だからこそ石田君が戻ってきてからの対応がちょっと悲しかった。
「松本さん、狩りに行こうか。」
ううっ、めっちゃ微笑んでる!やばい!癒される!!
「うんっ!」
しまった思わず普通に元気いっぱい答えちゃったよ・・・。そうじゃないでしょ私。
「って、何話してきたのかちゃんと教えてよね!」
「あー、忘れてなかったか。」
・・・忘れかけてたけどね。
「忘れるわけないじゃん。」
「分かった。ちゃんと説明するよ。」
石田君が困ってるんだったら私だって力になりたい。そのためには何が起こってるのかを知らなきゃ。
「うーん・・・どういう風に言っても一緒だから簡潔に言おうか。佐々木君は俺をここから追放したいみたいだ。」
・・・石田君を追放?何を言ってるの?
「何考えてるの佐々木君は!そんなこと私が絶対させないから!!」
絶対にさせてたまるものか。絶対に許さない。
「ちょっと、松本さん落ち着いて。俺としては出ていってもいいと思ってる。いやー、あいつ黒いねぇ。」
落ち着いて・・・冷静になろう。確かに考え自体は許せないけどあまり問題にはならないね。冷静に考えると私が着いて行けばいいんだし。
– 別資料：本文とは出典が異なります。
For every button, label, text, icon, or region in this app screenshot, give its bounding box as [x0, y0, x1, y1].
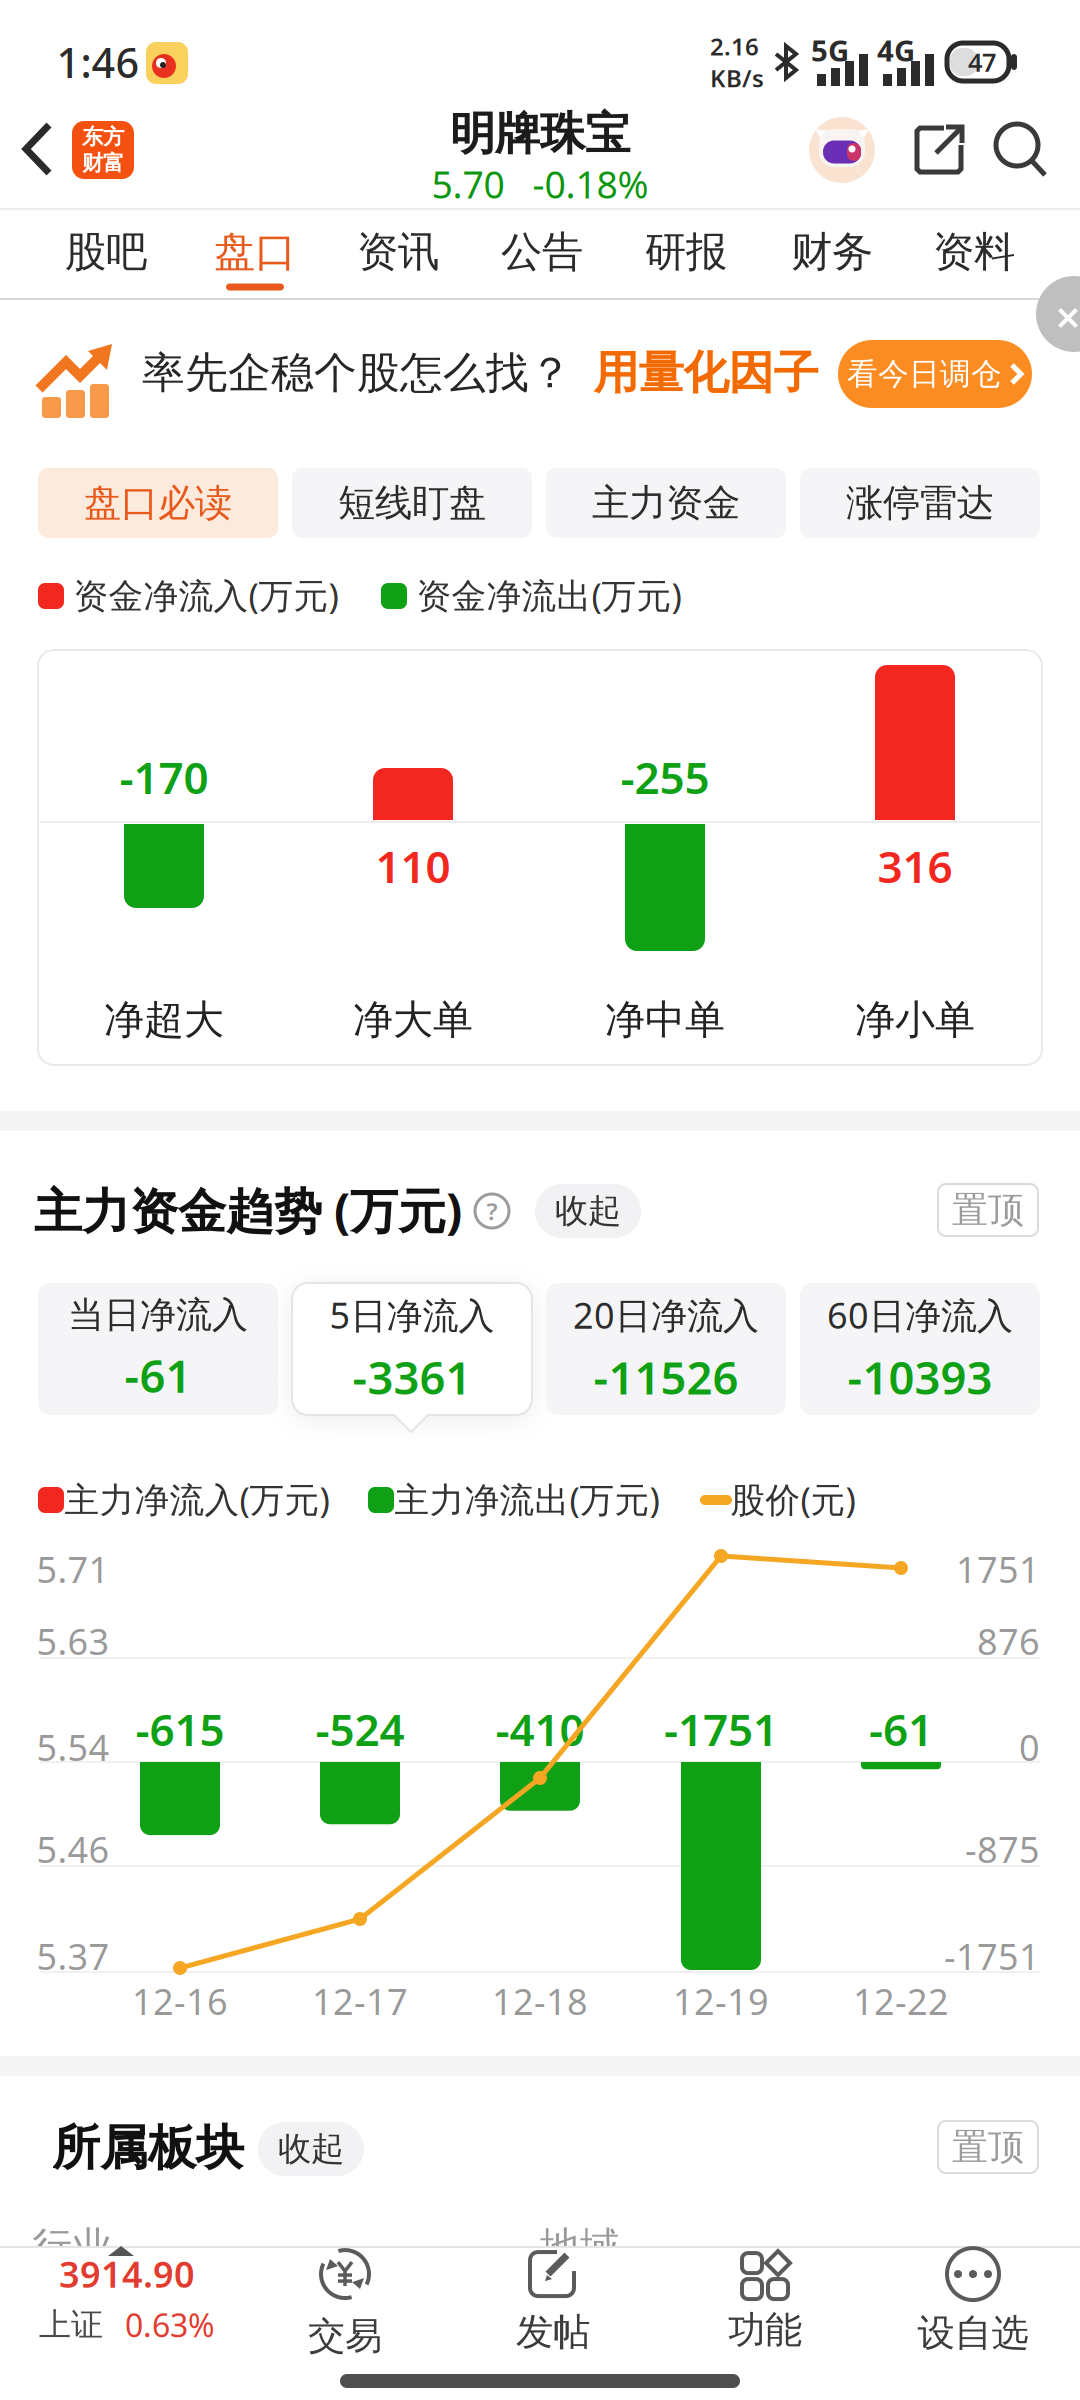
staticText: -875 — [965, 1825, 1040, 1873]
staticText: -524 — [316, 1700, 404, 1758]
staticText: -615 — [136, 1700, 224, 1758]
staticText: -11526 — [594, 1347, 738, 1407]
button[interactable]: 收起 — [258, 2122, 364, 2176]
staticText: -61 — [124, 1345, 192, 1405]
staticText: 5.71 — [36, 1545, 110, 1593]
button[interactable]: 60日净流入 — [800, 1283, 1040, 1415]
staticText: 盘口必读 — [84, 480, 232, 526]
staticText: ? — [486, 1195, 498, 1227]
staticText: 资金净流入(万元) — [74, 572, 338, 618]
staticText: 5.46 — [36, 1825, 110, 1873]
staticText: 资金净流出(万元) — [416, 572, 682, 618]
button[interactable]: 当日净流入 — [38, 1283, 278, 1415]
staticText: 看今日调仓 — [847, 355, 1002, 393]
staticText: 净大单 — [353, 995, 473, 1044]
button[interactable]: 资料 — [933, 227, 1015, 277]
staticText: 发帖 — [516, 2309, 590, 2355]
staticText: -0.18% — [532, 159, 648, 209]
staticText: 行业 — [32, 2222, 112, 2272]
button[interactable]: 股吧 — [65, 227, 147, 277]
staticText: 3914.90 — [59, 2250, 195, 2298]
staticText: -3361 — [352, 1347, 472, 1407]
staticText: 12-18 — [492, 1977, 588, 2025]
button[interactable]: 短线盯盘 — [292, 468, 532, 538]
staticText: 0 — [1019, 1723, 1040, 1771]
button[interactable]: Close — [1036, 276, 1080, 352]
staticText: 交易 — [308, 2313, 382, 2359]
staticText: 主力净流入(万元) — [64, 1476, 330, 1522]
staticText: 设自选 — [918, 2310, 1028, 2356]
button[interactable]: 盘口 — [214, 227, 296, 277]
staticText: 净小单 — [855, 995, 975, 1044]
button[interactable]: 5日净流入 — [292, 1283, 532, 1415]
staticText: -1751 — [944, 1932, 1040, 1980]
button[interactable]: 功能 — [728, 2251, 802, 2353]
staticText: 置顶 — [952, 2125, 1024, 2169]
staticText: 5.54 — [36, 1723, 110, 1771]
button[interactable]: 主力资金 — [546, 468, 786, 538]
staticText: 功能 — [728, 2307, 802, 2353]
staticText: 股价(元) — [730, 1476, 856, 1522]
staticText: 盘口 — [214, 227, 296, 277]
staticText: 公告 — [501, 227, 583, 277]
staticText: 主力净流出(万元) — [394, 1476, 660, 1522]
button[interactable]: 3914.90 — [39, 2250, 215, 2346]
staticText: 财务 — [791, 227, 873, 277]
staticText: 收起 — [278, 2128, 344, 2169]
staticText: -61 — [869, 1700, 933, 1758]
staticText: 60日净流入 — [827, 1291, 1013, 1339]
button[interactable]: 涨停雷达 — [800, 468, 1040, 538]
staticText: 收起 — [555, 1190, 621, 1231]
staticText: 2.16 KB/s — [710, 30, 764, 94]
staticText: 5G — [811, 30, 849, 70]
staticText: 股吧 — [65, 227, 147, 277]
staticText: 上证 — [39, 2305, 103, 2345]
staticText: 47 — [968, 45, 996, 79]
staticText: -10393 — [848, 1347, 992, 1407]
button[interactable]: 交易 — [308, 2245, 382, 2359]
staticText: 净超大 — [104, 995, 224, 1044]
button[interactable]: Share — [914, 125, 964, 175]
staticText: 12-17 — [312, 1977, 408, 2025]
button[interactable]: 设自选 — [918, 2248, 1028, 2356]
button[interactable]: 发帖 — [516, 2249, 590, 2355]
staticText: 财富 — [82, 150, 124, 176]
button[interactable]: 率先企稳个股怎么找？ — [0, 300, 1080, 450]
staticText: -170 — [120, 748, 208, 806]
button[interactable]: 财务 — [791, 227, 873, 277]
staticText: 4G — [877, 30, 915, 70]
staticText: 876 — [977, 1617, 1040, 1665]
staticText: 净中单 — [605, 995, 725, 1044]
staticText: -410 — [496, 1700, 584, 1758]
staticText: 12-19 — [673, 1977, 769, 2025]
button[interactable]: Back — [21, 121, 55, 177]
staticText: 所属板块 — [52, 2118, 244, 2178]
staticText: -1751 — [664, 1700, 778, 1758]
staticText: 5.63 — [36, 1617, 110, 1665]
staticText: -255 — [620, 748, 710, 806]
button[interactable]: 公告 — [501, 227, 583, 277]
button[interactable]: 收起 — [535, 1184, 641, 1238]
button[interactable]: Search — [993, 121, 1049, 179]
button[interactable]: 置顶 — [938, 1184, 1038, 1236]
staticText: 资讯 — [357, 227, 439, 277]
button[interactable]: 助手 — [809, 117, 875, 183]
button[interactable]: 东方财富 — [72, 121, 134, 179]
staticText: 5日净流入 — [330, 1291, 494, 1339]
staticText: 研报 — [645, 227, 727, 277]
button[interactable]: 盘口必读 — [38, 468, 278, 538]
staticText: 12-22 — [853, 1977, 949, 2025]
staticText: 5.37 — [36, 1932, 110, 1980]
staticText: 明牌珠宝 — [450, 106, 630, 162]
staticText: 主力资金趋势 (万元) — [34, 1178, 462, 1242]
button[interactable]: 研报 — [645, 227, 727, 277]
button[interactable]: 20日净流入 — [546, 1283, 786, 1415]
staticText: 316 — [878, 837, 952, 895]
staticText: 20日净流入 — [573, 1291, 759, 1339]
button[interactable]: 资讯 — [357, 227, 439, 277]
staticText: 涨停雷达 — [846, 480, 994, 526]
button[interactable]: 置顶 — [938, 2121, 1038, 2173]
staticText: 用量化因子 — [594, 345, 818, 401]
staticText: 地域 — [540, 2222, 620, 2272]
staticText: 0.63% — [125, 2304, 215, 2346]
「ごめん。ちょっと取り乱しちゃった。それにしても佐々木君なんでそんなことを・・・。生徒会長の私を通さずにそんなことをやってるっていうのも許せない。」
「力で支配する素質があるやつさえいなくなれば自分のカリスマ性で学校を支配できる。目立ちたいんだろ、あいつは。」
目立ちたい・・・そんな感じはする。自分の才能で人をまとめることを喜んでいるんだと思う。
「注目されたいってやつはだいたい小物だけどあいつはしっかりと信頼を獲てる。すごいと思うよ。で、松本さんに頼みたいことがあるんだ。」
「頼み?!佐々木君を説得するとか?」
「いや、俺は出て行くから説得とかはいいんだけどさ。松本さんは今回の件に関して何も言わないでほしいんだ。」
何も言わないでほしい?どういうこと?私は頼りにされてないのかと思うと涙が出てきた。
「え、松本さん?!どうしたの?」
「うぐっ、石田君の力になれないんだって思うと・・・涙がとまらなくって・・・。」
「そうじゃないよ。むしろ俺の力になれるのは松本さんだけだ。俺に味方するような言動をするといずれあいつは松本さんの居場所まで奪うかもしれない。そうはなってほしくないんだ。」
「え、私の居場所?」
「そう。俺の仲間だったってだけでも印象悪くなるかもしれないんだ。自分でもっと悪くする必要はないよ。」
「私は石田君に着いて行きたい。」
「悪いけどそれはできない。佐々木君は俺を除いては2番目に強い。1番は松本さん。その気になればまだ松本さんはあいつを抑えられる。まぁ力なんてなくても会長と副会長という立場上対立はしづらい。あいつの独裁をどうにかできるのは松本さんだけだ。」
それはおかしい。花田君だって強いはずだ。
「迅はこういうの無関心だから。いる価値がないと思ったらこの学校なんて捨てるよ。」
「つまりは私の立場を微妙にしないために今回は何もするなってこと?」
「そうなるね。でも1つ約束するよ。いつになるかは分からないけど俺は絶対に戻ってくる。滞在するかどうかは知らないけど離れるにしてもそのときは松本さんも連れていくからね。」
その約束だけで私は嬉しくなってしまった。